Sentiment Analysis of Brexit using Twitter Data with a Spatio-Temporal Approach
Introduction
As the volume of opinionated textual data generated increases with popular social platforms such as Twitter, so too does the importance to understand and analyse the public response with emerging social issues. Sentiment analysis has become favourable in both social and business applications in recent years as it has the ability to understand what people want. However, it also presents a diverse set of challenges.
This brings a more in-depth study of sentiment analysis with a large amount of social media data, to detect and analyse the sentiment patterns in both spatial and temporal dimensions.
This paper will focus on the event of Brexit, in particular; before, during, and after the 2019 General Election, discovering how the sentiment value of the public evolves.
Natural Language Processing will be used to detect sentiment values and Geographic Information Retrieval will be used to infer geographic information from tweets and geotags.
The approach of this paper differs from its related work since Density-Based Spatial Clustering of Applications with Noise (DBSCAN) algorithm is also used to detect spatial clustering grouped with similar sentiment values.
The results have shown that by using a combination of DBSCAN, ML, and data management techniques, it is possible to obtain encouraging answers to the research question. Codes can be found in this GitHub Repo.
Results
400,000 tweets were manually streamed from Twitter API with no location restriction between 28th November - 2nd December, and 11 December - 14 December 2019, filtered on the keywords of Brexit, Referendum, and General Election.
The above figure shows the word-cloud with the top 300 combinations of bi-gram with neural opinion on the left, positive in the middle, and negative on the right. The bi-gram of “Boris Johnson” is associated with more negative and neutral tweets than positive, it is also the bi-gram with the most tweets with negative opinion. The public are also more negative or neutral than positive when the word “Brexit” was mentioned.
The heatmap above shows the number of tweets posted containing the keywords on a world map. It is clear that the majority of tweets were posted in the UK, however, it is surprising that there were also a considerable amount of tweets posted in the United States and rest of the world.
The UK heatmap shows the most tweets were posted around Greater London and all other major cities.
To be able to understand the evolution and to identify particular time periods or locations with either neutral, positive, or negative sentiment values, heat-maps were plotted with sentiment classification, DBSCAN clustering method, and at daily intervals on a world map in the above figure. In particular, three days are shown: 28th November, 12, and 14 December as representative samples of before, during, and after General Election.
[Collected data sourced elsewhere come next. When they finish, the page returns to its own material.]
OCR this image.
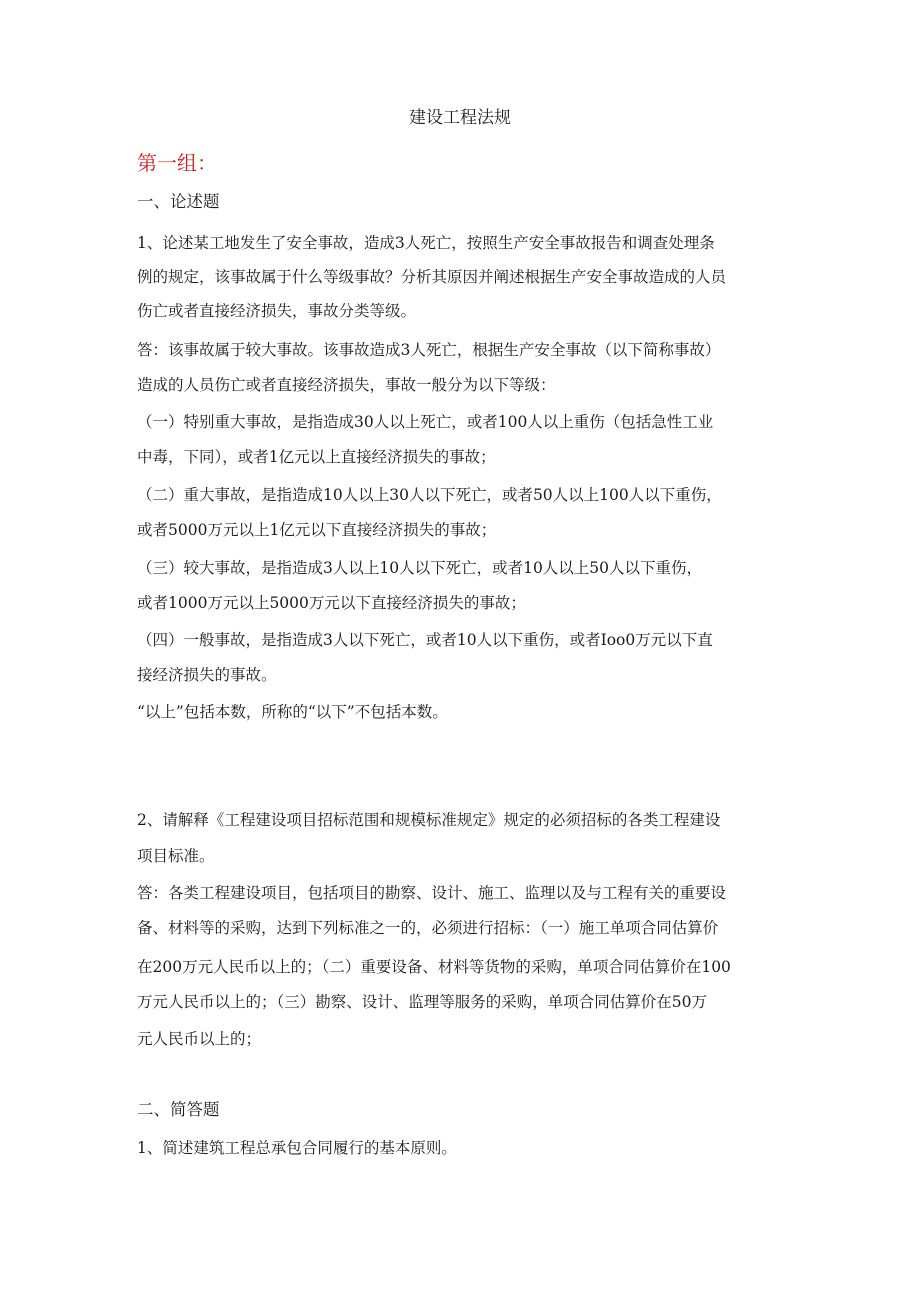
建设工程法规
第一组：
一、论述题
1、论述某工地发生了安全事故，造成3人死亡，按照生产安全事故报告和调查处理条
例的规定，该事故属于什么等级事故？分析其原因并阐述根据生产安全事故造成的人员
伤亡或者直接经济损失，事故分类等级。
答：该事故属于较大事故。该事故造成3人死亡，根据生产安全事故（以下简称事故）
造成的人员伤亡或者直接经济损失，事故一般分为以下等级：
（一）特别重大事故，是指造成30人以上死亡，或者100人以上重伤（包括急性工业
中毒，下同），或者1亿元以上直接经济损失的事故；
（二）重大事故，是指造成10人以上30人以下死亡，或者50人以上100人以下重伤，
或者5000万元以上1亿元以下直接经济损失的事故；
（三）较大事故，是指造成3人以上10人以下死亡，或者10人以上50人以下重伤，
或者1000万元以上5000万元以下直接经济损失的事故；
（四）一般事故，是指造成3人以下死亡，或者10人以下重伤，或者Ioo0万元以下直
接经济损失的事故。
“以上”包括本数，所称的“以下”不包括本数。
2、请解释《工程建设项目招标范围和规模标准规定》规定的必须招标的各类工程建设
项目标准。
答：各类工程建设项目，包括项目的勘察、设计、施工、监理以及与工程有关的重要设
备、材料等的采购，达到下列标准之一的，必须进行招标：（一）施工单项合同估算价
在200万元人民币以上的；（二）重要设备、材料等货物的采购，单项合同估算价在100
万元人民币以上的；（三）勘察、设计、监理等服务的采购，单项合同估算价在50万
元人民币以上的；
二、简答题
1、简述建筑工程总承包合同履行的基本原则。
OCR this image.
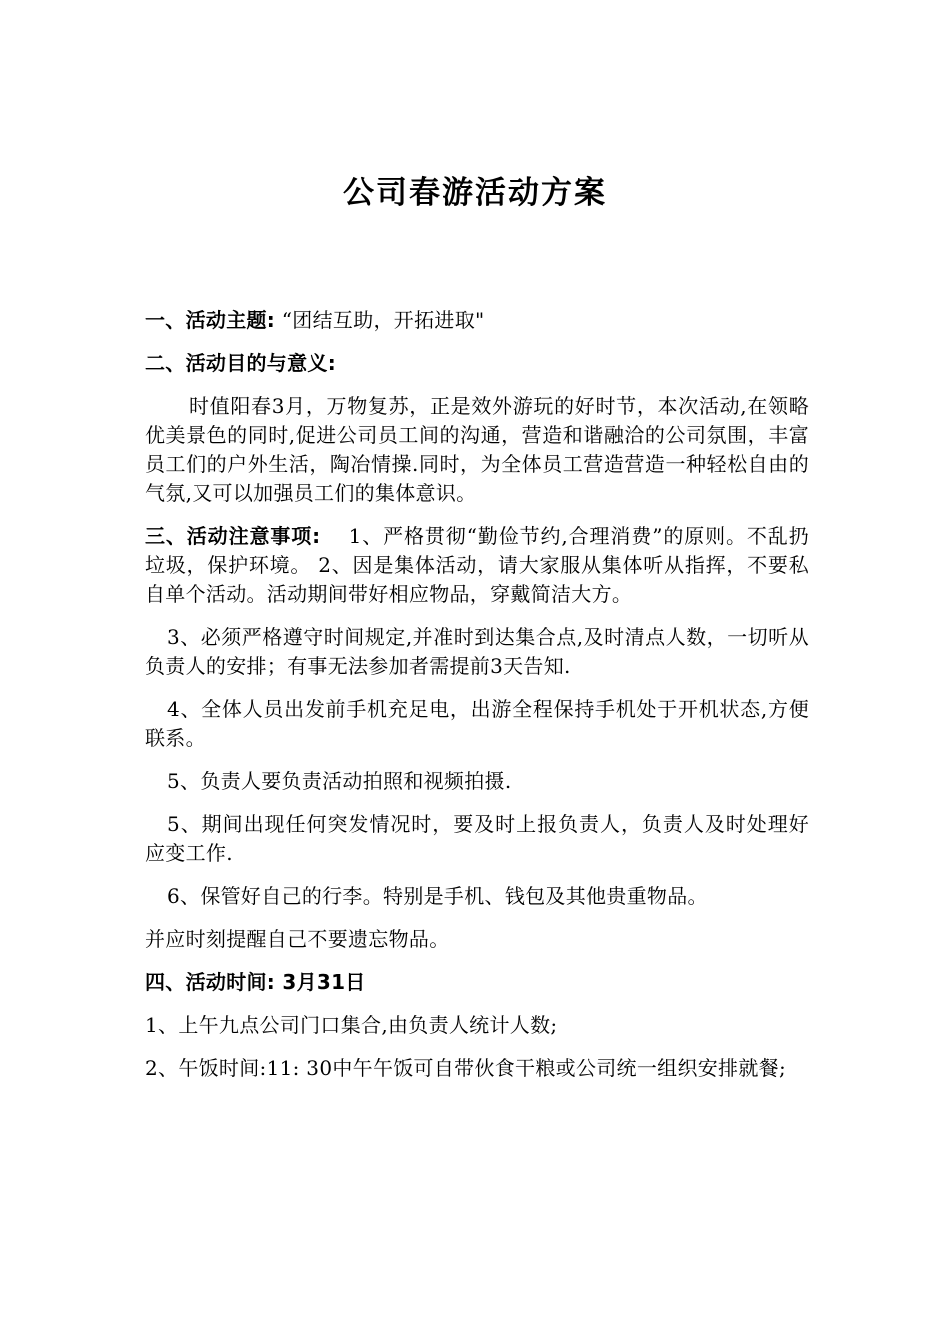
公司春游活动方案

一、活动主题: “团结互助，开拓进取"

二、活动目的与意义:

时值阳春3月，万物复苏，正是效外游玩的好时节，本次活动,在领略优美景色的同时,促进公司员工间的沟通，营造和谐融洽的公司氛围，丰富员工们的户外生活，陶冶情操.同时，为全体员工营造营造一种轻松自由的气氛,又可以加强员工们的集体意识。

三、活动注意事项: 　1、严格贯彻“勤俭节约,合理消费”的原则。不乱扔垃圾，保护环境。 2、因是集体活动，请大家服从集体听从指挥，不要私自单个活动。活动期间带好相应物品，穿戴简洁大方。

3、必须严格遵守时间规定,并准时到达集合点,及时清点人数，一切听从负责人的安排；有事无法参加者需提前3天告知.

4、全体人员出发前手机充足电，出游全程保持手机处于开机状态,方便联系。

5、负责人要负责活动拍照和视频拍摄.

5、期间出现任何突发情况时，要及时上报负责人，负责人及时处理好应变工作.

6、保管好自己的行李。特别是手机、钱包及其他贵重物品。

并应时刻提醒自己不要遗忘物品。

四、活动时间: 3月31日

1、上午九点公司门口集合,由负责人统计人数;

2、午饭时间:11: 30中午午饭可自带伙食干粮或公司统一组织安排就餐;
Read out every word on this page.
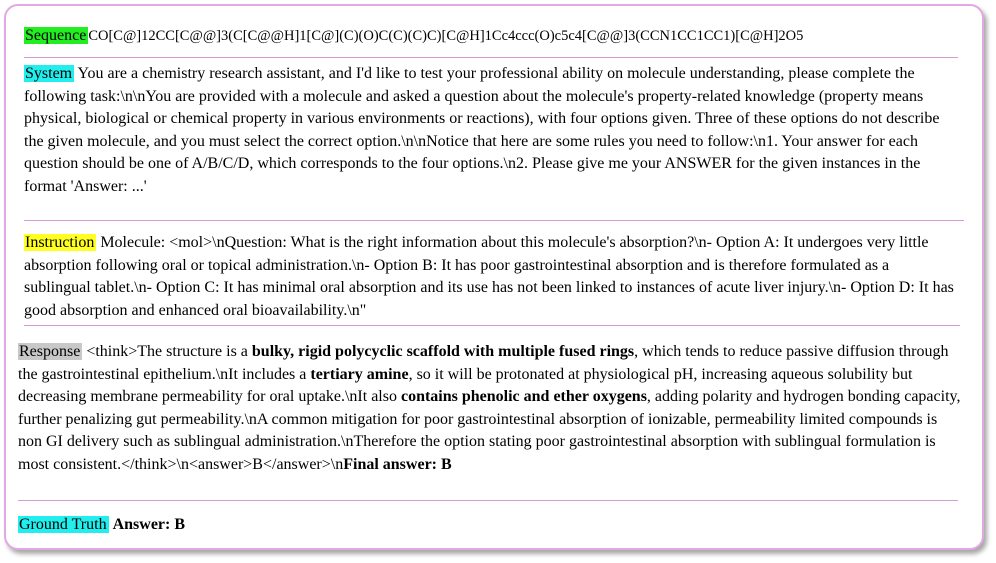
Sequence CO[C@]12CC[C@@]3(C[C@@H]1[C@](C)(O)C(C)(C)C)[C@H]1Cc4ccc(O)c5c4[C@@]3(CCN1CC1CC1)[C@H]2O5
System You are a chemistry research assistant, and I'd like to test your professional ability on molecule understanding, please complete the following task:\n\nYou are provided with a molecule and asked a question about the molecule's property-related knowledge (property means physical, biological or chemical property in various environments or reactions), with four options given. Three of these options do not describe the given molecule, and you must select the correct option.\n\nNotice that here are some rules you need to follow:\n1. Your answer for each question should be one of A/B/C/D, which corresponds to the four options.\n2. Please give me your ANSWER for the given instances in the format 'Answer: ...'
Instruction Molecule: <mol>\nQuestion: What is the right information about this molecule's absorption?\n- Option A: It undergoes very little absorption following oral or topical administration.\n- Option B: It has poor gastrointestinal absorption and is therefore formulated as a sublingual tablet.\n- Option C: It has minimal oral absorption and its use has not been linked to instances of acute liver injury.\n- Option D: It has good absorption and enhanced oral bioavailability.\n"
Response <think>The structure is a bulky, rigid polycyclic scaffold with multiple fused rings, which tends to reduce passive diffusion through the gastrointestinal epithelium.\nIt includes a tertiary amine, so it will be protonated at physiological pH, increasing aqueous solubility but decreasing membrane permeability for oral uptake.\nIt also contains phenolic and ether oxygens, adding polarity and hydrogen bonding capacity, further penalizing gut permeability.\nA common mitigation for poor gastrointestinal absorption of ionizable, permeability limited compounds is non GI delivery such as sublingual administration.\nTherefore the option stating poor gastrointestinal absorption with sublingual formulation is most consistent.</think>\n<answer>B</answer>\nFinal answer: B
Ground Truth Answer: B
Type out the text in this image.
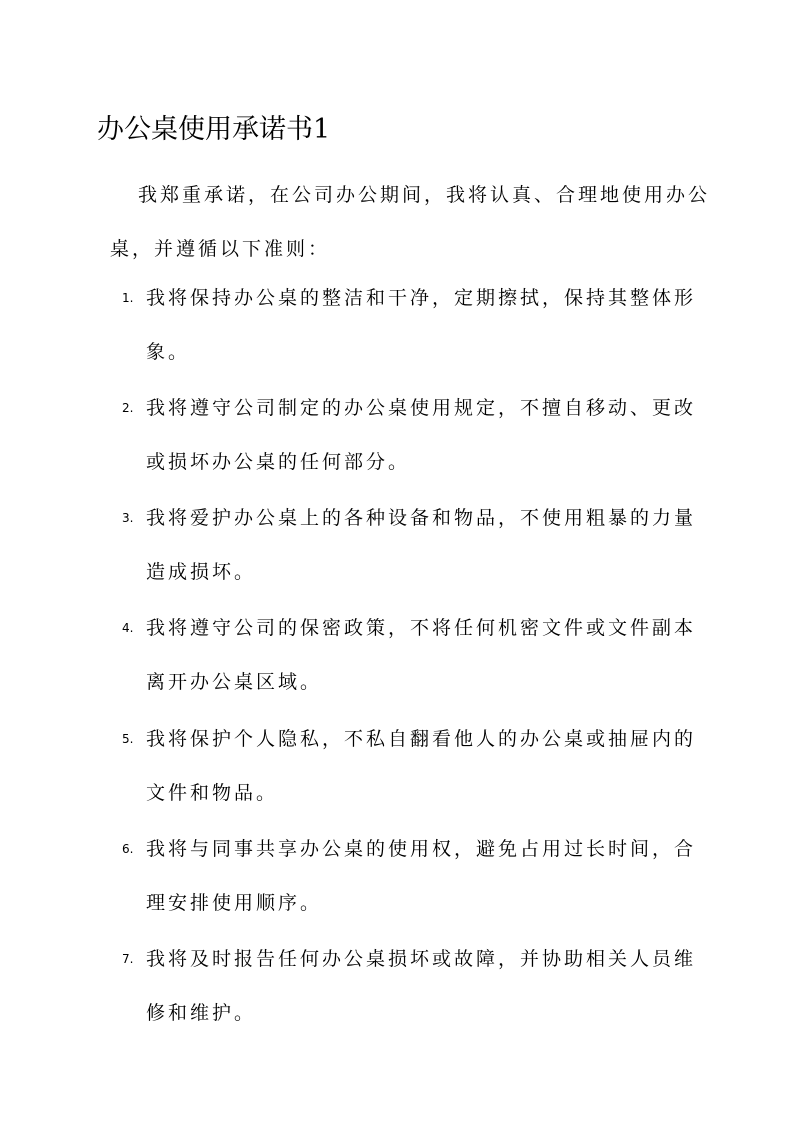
办公桌使用承诺书1

我郑重承诺，在公司办公期间，我将认真、合理地使用办公桌，并遵循以下准则：

1. 我将保持办公桌的整洁和干净，定期擦拭，保持其整体形象。
2. 我将遵守公司制定的办公桌使用规定，不擅自移动、更改或损坏办公桌的任何部分。
3. 我将爱护办公桌上的各种设备和物品，不使用粗暴的力量造成损坏。
4. 我将遵守公司的保密政策，不将任何机密文件或文件副本离开办公桌区域。
5. 我将保护个人隐私，不私自翻看他人的办公桌或抽屉内的文件和物品。
6. 我将与同事共享办公桌的使用权，避免占用过长时间，合理安排使用顺序。
7. 我将及时报告任何办公桌损坏或故障，并协助相关人员维修和维护。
The general opinion of the public towards Brexit was relatively positive before General Election, and gradually became more negative afterward.
The Americans and French were more positive towards Brexit, whereas the British were more negative. In particular, people in London and North East region had the most negative opinions. The result is consistent with the General Election results as London and Durham are one of the few constituencies in the UK with a majority Labour Party win.
However, as Twitter users are predominantly youths, the opinions analysed in this study were very skewed as General Election result has also shown that over 50% of the 18-30 age group voted Labour party, which are against Brexit. Whereas over 70% of the 70+ age group voted Conservative party.